Tesla Inc.’s shares wiped out their year-to-date gains and traded below the level where they were when the electric-carmaker entered the S&P 500 Index in December.
The stock dropped as much as 13 percent to $619 in New York, its biggest intraday decline since Sept. 8, before paring much of the loss to trade down. The stock was down 31 percent from its Jan. 25 record intraday high at its lowest point on 23 February.
Tesla’s mid-February decline amid a wider market selloff was fueled in part by Chief Executive Officer Elon Musk’s comments over the weekend that the prices of Bitcoin and smaller rival Ether “do seem high.”
“Tesla is an EV play entering the golden age of EVs and there is a lingering worry that the Bitcoin sideshow could overshadow the overall EV growth story playing out for Tesla in 2021 and beyond,” Wedbush analyst Daniel Ives wrote in a note to clients.
The concerns over the value of the cryptocurrency helped erase some of Bitcoin’s gains, which had rocketed to new highs after Tesla announced some weeks ago it added USD 1.5 billion in Bitcoin to its balance sheet.

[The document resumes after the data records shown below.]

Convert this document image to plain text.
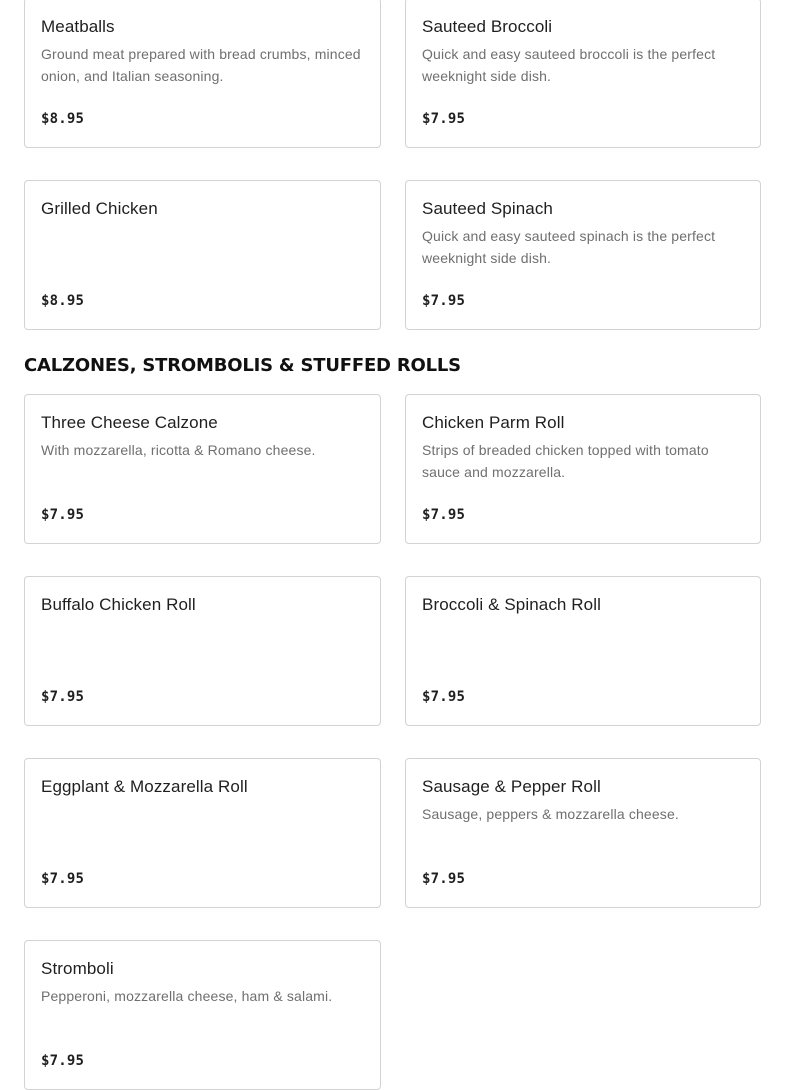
Meatballs
Ground meat prepared with bread crumbs, minced onion, and Italian seasoning.
$8.95
Sauteed Broccoli
Quick and easy sauteed broccoli is the perfect weeknight side dish.
$7.95
Grilled Chicken
$8.95
Sauteed Spinach
Quick and easy sauteed spinach is the perfect weeknight side dish.
$7.95
CALZONES, STROMBOLIS & STUFFED ROLLS
Three Cheese Calzone
With mozzarella, ricotta & Romano cheese.
$7.95
Chicken Parm Roll
Strips of breaded chicken topped with tomato sauce and mozzarella.
$7.95
Buffalo Chicken Roll
$7.95
Broccoli & Spinach Roll
$7.95
Eggplant & Mozzarella Roll
$7.95
Sausage & Pepper Roll
Sausage, peppers & mozzarella cheese.
$7.95
Stromboli
Pepperoni, mozzarella cheese, ham & salami.
$7.95
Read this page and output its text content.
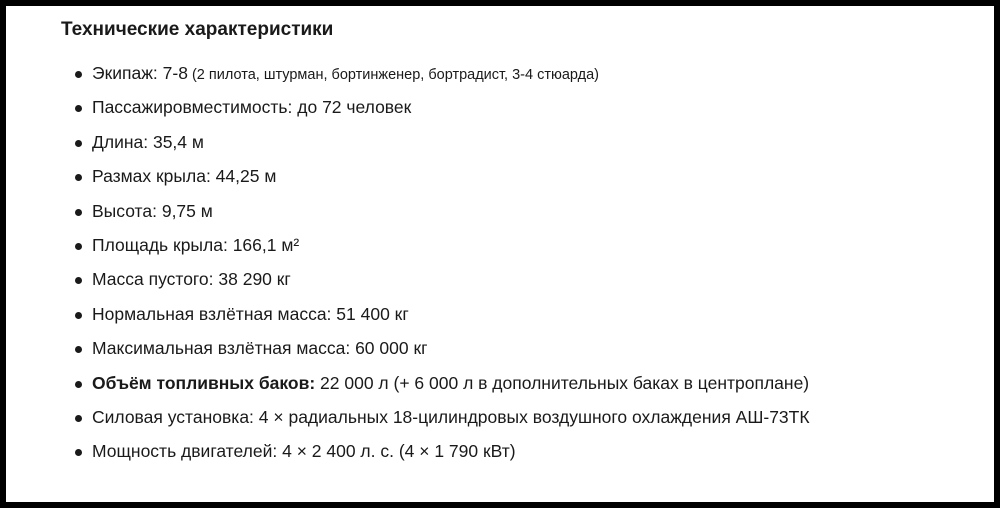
Технические характеристики
Экипаж: 7-8 (2 пилота, штурман, бортинженер, бортрадист, 3-4 стюарда)
Пассажировместимость: до 72 человек
Длина: 35,4 м
Размах крыла: 44,25 м
Высота: 9,75 м
Площадь крыла: 166,1 м²
Масса пустого: 38 290 кг
Нормальная взлётная масса: 51 400 кг
Максимальная взлётная масса: 60 000 кг
Объём топливных баков: 22 000 л (+ 6 000 л в дополнительных баках в центроплане)
Силовая установка: 4 × радиальных 18-цилиндровых воздушного охлаждения АШ-73ТК
Мощность двигателей: 4 × 2 400 л. с. (4 × 1 790 кВт)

The cryptocurrency fell as much as 18 percent to $45,000.
However, other recent factors may also be taking the shine off Tesla’s valuation. The company’s decision to stop taking orders for the lowest-priced version of its Model Y electric SUV, as reported by Electrek, may also be dampening investor enthusiasm.
Tesla stopping sales of its lowest price Model Y coupled with continued price cuts have led to Street demand concerns as the bears come out of hibernation mode.
Besides, a continuous stream of EV development news from traditional automakers such as General Motors Co. and Ford Motor Co., as they prepare to go all-in on the electrification race, have emphasized that Tesla isn’t the only way to get exposure to the upcoming transformation in the auto sector.
Smaller electric-vehicle stocks, which typically take their daily trading cues from Tesla, also dropped sharply.
Likewise, shares of Tesla Inc. TSLA, -0.99 percent dropped 0.99 percent to USD 675.50 on February 26, on what proved to be an all-around mixed trading session for the stock market, with the NASDAQ Composite Index COMP, +0.56 percent rising 0.56 percent to 13,192.34 and the Dow Jones Industrial Average DJIA, -1.50 percent falling 1.50 percent to 30,932.37. This was the stock’s second consecutive day of losses. Tesla Inc. closed USD 224.90 below its 52-week high (USD 900.40), which the company reached on January 25th.